Asana Toolbox is a common platform for simple apps that use Asana's API. It's meant as a quick way to get started developing with Asana's API, and
This is a tool that can be used to view
This app uses OAuth2 for authoriaztion, meaning that users authorize the app to view Asana as them to get task history data.
The overall OAuth flow goes something like this:
- User clicks "sign in" on our app
- User is redirected to Asana, where they authorize the app to use Asana as them.
- User gets redirected back to our app with a code that lets our app use Asana as them for a period of time
This is explained further in the Asana developer docs here. Go through the steps that those docs provide for registering an app.
Take note of the Client ID and Client Secret. We also need to provide a redirect URL. For local development and getting started, enter in http://localhost:3000/api/auth/callback/asana
To allow the code here to act as the app you just created, create a .env.local
file in the root directory, and provide the following:
NEXT_AUTH_URL=base url for auth redirect, for development this should be [http://localhost:3000]
NEXT_CLIENT_SECRET=client secret from the app you created above
NEXT_CLIENT_ID=client id from the app you created above
NEXT_ENCRYPTION_KEY=long random string for encrypting the cookie that gets saved to the browser
The last variable is an encryption key for the data we store between sessions in order to keep users logged in. To do this, the app saves a cookie in the browser with the access token and a few other details. So that we don't leak information, this info is encrypted with a key that should be kept secret, and only entered in the env variables.

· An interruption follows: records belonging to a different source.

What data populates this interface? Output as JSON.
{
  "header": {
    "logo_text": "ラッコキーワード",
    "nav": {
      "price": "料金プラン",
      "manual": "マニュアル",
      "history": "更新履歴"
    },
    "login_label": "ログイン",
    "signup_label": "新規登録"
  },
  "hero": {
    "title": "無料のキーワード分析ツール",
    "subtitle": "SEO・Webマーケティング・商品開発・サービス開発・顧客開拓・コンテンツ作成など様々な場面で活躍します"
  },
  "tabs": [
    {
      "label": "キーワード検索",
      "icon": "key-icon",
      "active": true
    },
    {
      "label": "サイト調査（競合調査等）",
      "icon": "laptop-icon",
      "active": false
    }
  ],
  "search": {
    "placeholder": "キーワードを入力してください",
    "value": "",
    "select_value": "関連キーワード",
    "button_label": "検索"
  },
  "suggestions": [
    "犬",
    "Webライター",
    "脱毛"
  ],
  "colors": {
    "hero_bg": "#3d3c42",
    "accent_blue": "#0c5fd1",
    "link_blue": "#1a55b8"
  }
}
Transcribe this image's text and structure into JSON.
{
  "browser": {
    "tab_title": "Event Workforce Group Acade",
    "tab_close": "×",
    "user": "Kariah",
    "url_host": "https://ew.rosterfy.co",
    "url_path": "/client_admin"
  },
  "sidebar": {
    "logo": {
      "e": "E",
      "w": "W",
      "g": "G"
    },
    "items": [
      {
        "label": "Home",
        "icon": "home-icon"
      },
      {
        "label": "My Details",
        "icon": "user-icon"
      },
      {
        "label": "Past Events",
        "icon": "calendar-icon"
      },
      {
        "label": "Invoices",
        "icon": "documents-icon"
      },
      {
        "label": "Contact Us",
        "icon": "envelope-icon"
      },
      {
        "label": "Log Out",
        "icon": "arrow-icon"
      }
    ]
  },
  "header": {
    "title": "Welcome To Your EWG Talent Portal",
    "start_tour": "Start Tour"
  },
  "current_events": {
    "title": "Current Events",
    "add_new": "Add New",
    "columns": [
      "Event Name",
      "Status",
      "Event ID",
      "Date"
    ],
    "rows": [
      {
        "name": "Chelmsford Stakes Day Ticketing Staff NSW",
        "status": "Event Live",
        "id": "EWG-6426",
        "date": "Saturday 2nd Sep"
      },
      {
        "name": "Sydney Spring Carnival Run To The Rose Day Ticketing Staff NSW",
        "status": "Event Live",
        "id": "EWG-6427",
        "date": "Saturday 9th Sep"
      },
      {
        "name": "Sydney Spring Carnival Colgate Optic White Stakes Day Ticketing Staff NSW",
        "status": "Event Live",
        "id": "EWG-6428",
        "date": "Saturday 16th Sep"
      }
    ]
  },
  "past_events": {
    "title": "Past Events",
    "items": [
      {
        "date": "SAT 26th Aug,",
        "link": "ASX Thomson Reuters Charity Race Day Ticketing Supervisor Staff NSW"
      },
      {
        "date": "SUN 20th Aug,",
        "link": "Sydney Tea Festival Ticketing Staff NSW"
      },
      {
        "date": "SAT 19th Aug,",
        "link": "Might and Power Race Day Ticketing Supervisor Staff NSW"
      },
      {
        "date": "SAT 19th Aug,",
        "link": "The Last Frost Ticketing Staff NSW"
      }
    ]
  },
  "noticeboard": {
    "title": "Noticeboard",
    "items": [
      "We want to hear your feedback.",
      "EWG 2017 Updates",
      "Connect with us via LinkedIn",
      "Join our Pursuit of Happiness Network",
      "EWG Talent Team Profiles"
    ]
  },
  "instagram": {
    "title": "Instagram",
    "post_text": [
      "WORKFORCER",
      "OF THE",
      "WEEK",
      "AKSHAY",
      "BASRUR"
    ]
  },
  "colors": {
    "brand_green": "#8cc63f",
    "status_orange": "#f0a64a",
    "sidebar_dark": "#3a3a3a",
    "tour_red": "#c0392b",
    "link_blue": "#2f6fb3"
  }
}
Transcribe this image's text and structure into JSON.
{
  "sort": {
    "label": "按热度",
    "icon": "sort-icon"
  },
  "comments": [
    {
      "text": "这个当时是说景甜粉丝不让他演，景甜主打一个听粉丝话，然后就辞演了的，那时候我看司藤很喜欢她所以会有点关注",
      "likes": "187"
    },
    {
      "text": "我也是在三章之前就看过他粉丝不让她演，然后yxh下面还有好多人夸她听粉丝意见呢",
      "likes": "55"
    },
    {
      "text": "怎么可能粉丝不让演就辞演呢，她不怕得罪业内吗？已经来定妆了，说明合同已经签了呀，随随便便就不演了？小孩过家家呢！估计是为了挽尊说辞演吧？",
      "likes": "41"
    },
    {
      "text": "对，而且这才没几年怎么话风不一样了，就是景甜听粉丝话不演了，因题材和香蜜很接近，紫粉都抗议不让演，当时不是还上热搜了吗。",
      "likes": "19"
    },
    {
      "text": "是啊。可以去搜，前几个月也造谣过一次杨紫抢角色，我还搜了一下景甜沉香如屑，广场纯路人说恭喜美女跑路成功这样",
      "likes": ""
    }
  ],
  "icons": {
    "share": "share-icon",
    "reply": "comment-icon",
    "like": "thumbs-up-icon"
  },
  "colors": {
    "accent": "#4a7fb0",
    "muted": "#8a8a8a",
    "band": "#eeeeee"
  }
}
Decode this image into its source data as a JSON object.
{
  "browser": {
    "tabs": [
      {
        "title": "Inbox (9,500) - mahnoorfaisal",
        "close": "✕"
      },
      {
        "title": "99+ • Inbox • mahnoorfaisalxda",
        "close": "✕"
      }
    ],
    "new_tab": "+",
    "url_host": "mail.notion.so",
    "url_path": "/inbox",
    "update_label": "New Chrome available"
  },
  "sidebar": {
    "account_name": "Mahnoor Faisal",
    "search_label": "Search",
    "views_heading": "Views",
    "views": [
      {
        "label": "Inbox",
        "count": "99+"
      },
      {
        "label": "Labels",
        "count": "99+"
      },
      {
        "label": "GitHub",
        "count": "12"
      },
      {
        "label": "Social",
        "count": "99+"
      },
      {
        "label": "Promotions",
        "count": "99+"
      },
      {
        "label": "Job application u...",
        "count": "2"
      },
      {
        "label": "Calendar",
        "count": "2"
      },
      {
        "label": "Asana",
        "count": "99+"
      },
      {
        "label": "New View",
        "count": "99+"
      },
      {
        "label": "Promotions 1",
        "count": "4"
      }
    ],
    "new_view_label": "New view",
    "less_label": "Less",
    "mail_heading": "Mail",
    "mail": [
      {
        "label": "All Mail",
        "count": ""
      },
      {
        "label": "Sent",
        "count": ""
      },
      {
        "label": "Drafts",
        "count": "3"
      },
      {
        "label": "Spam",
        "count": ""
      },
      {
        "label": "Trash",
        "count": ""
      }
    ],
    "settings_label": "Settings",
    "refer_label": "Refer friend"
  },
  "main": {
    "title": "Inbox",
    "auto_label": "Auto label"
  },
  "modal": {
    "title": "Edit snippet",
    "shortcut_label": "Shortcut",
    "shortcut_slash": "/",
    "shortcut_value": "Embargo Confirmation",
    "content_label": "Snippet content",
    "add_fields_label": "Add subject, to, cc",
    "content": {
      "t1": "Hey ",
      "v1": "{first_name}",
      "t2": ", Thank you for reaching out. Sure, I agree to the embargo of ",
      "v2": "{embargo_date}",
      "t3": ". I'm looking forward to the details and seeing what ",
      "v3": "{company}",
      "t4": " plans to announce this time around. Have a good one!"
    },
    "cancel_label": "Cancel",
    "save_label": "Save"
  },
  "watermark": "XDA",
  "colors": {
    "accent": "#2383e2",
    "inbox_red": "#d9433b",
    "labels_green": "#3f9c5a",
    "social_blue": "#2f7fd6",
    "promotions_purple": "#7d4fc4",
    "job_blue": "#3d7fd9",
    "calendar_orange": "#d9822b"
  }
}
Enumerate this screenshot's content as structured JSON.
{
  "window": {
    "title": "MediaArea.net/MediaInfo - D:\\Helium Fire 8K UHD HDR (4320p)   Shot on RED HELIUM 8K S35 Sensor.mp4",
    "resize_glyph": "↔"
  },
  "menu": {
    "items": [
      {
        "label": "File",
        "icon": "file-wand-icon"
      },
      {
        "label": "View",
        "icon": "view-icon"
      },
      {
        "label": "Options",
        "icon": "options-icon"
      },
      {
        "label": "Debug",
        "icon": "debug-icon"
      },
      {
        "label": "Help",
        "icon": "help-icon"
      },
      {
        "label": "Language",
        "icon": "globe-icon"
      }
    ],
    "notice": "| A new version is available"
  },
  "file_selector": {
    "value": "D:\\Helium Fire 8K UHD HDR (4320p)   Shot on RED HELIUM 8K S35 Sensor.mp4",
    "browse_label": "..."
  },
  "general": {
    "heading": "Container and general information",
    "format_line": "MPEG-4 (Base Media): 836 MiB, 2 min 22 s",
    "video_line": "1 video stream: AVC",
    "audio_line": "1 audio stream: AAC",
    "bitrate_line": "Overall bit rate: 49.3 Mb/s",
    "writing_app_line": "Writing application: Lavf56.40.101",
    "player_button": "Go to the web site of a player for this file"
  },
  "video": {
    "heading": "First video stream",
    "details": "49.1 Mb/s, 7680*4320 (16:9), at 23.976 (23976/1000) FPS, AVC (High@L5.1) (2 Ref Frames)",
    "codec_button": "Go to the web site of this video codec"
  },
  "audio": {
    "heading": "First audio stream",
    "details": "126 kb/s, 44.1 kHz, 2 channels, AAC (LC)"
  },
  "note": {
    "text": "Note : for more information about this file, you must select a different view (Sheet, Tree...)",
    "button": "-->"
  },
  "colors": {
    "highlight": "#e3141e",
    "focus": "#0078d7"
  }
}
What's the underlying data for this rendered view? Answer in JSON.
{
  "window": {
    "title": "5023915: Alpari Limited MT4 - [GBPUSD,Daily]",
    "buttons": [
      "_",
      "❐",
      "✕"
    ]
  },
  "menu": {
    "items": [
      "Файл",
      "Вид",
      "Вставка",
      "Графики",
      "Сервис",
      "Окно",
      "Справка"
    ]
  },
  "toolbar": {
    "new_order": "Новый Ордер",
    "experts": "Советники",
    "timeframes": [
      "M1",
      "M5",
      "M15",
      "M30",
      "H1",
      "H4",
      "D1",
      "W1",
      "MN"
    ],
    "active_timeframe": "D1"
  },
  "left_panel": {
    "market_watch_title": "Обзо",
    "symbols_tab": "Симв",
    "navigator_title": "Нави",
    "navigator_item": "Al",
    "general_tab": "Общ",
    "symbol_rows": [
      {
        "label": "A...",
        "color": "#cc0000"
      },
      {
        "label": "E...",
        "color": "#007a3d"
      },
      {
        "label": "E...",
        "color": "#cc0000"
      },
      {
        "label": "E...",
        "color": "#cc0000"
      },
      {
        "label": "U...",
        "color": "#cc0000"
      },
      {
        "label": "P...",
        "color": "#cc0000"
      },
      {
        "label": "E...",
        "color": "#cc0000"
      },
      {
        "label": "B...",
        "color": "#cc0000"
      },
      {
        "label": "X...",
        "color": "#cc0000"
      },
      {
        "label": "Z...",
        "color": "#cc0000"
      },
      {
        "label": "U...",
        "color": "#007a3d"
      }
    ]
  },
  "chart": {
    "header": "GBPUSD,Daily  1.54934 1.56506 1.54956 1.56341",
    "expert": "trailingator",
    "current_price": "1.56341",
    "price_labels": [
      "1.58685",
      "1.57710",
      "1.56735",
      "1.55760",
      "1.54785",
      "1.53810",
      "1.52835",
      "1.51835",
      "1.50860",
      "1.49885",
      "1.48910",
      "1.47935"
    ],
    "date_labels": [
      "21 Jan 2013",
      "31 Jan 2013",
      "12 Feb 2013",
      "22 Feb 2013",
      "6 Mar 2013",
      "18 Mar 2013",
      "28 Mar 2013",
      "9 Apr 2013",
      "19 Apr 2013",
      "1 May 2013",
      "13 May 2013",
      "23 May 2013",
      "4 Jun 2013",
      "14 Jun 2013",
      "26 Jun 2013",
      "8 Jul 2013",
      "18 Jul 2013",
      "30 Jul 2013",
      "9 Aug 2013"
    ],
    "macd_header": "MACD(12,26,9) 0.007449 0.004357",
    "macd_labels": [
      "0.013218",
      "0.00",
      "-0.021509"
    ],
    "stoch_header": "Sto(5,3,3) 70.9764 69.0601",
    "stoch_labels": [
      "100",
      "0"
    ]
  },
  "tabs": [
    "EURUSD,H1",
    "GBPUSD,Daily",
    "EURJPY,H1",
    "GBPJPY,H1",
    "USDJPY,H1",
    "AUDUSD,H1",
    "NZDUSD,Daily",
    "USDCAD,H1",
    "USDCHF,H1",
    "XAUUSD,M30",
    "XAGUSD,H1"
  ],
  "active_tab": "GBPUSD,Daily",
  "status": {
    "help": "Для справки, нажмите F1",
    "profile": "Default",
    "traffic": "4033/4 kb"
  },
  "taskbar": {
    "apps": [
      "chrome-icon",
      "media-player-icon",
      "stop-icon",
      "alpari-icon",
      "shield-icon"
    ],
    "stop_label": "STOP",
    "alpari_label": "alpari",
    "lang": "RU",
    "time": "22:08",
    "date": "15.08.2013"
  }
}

run the command npm install
to install dependencies
run the command npm run dev
to run the app locally in development mode.
you can then interact with app in the browser at http://localhost:3000 to view it in the browser.
The page will reload if you make edits.
You will also see any errors in the console.
This project is built using a few libraries for some of the core functionality. You may need to reference their documentation to understand some of the code here. Those libraries are:
- Next.js for overall page structure
- React for reactive javascript app pages
- Next-Auth for OAuth2
- Styled-Components for component styling
- typescript for typed javascript
It is also built to be deployed on AWS Amplify. The complexities of that will be discussed later, but there's a YAML file
-+pages
|- api / [...nextauth].js - Next-Auth endpoint handling redirects in the OAuth flow
|- task / [...taskId].js - Page for viewing specific tasks
|- _app.tsx - This adds a wrapper to the standard Next App so we can access the Next-Auth objects from anywhere
|- _document.js - This adds a minor modification to the standard Next document so that styled components work for static server-rendered pages.
|-home.tsx - the base home page for signed-in users, which provides the tasks form
|-index.tsx - the main splash page for users not signed in, which provides info about the app
|-signin.tsx - the sign in page to initiate the OAuth flow
-+ public - Folder containing public images and the index.html file that contains the main entrypoint for the app
-+ src - source code for the app compontents and logic
|-+components/* - React app components
|-+utils/* - logic for making API calls and computing Asana Task History
-+ styles/globals.css - global CSS for the app
-.babelrc - babel config for pre-compiling styled components
-.gitignore
-.amplify.yml - configures the build settings for AWS so you can pull env variables into Next
-custom.d.ts - typescript settings
-next-env.d.ts - Next+typescript settings
-next-config.js - Next+react setting
-package.json - dependencies listing
-README.md
-tsconfig.json - more typescript settings 😊
To deploy this app on AWS Amplify, first:
1 - Fork this repository, and make sure you follow the overview getting started above and have tested it locally.
2 - Commit this to a new repository on Github. Do not commit your .env.local file
5 - Log in to AWS Amplify console. Create a new app, and add a frontend from Github following the latter half of this flow. You shouldn't need the Amplify CLI.
4 - Add the environment variables in just as you have them above in the .env.local. These are not, and should not, be used in any frontend code, and so are echoed to the next app when building the backend. That echo is done in the .amplify.yml file above, along with other build settings. The NEXT_AUTH_URL
environment variable should be the same as the Production branch URL under App Settings > General > App Details in the AWS console.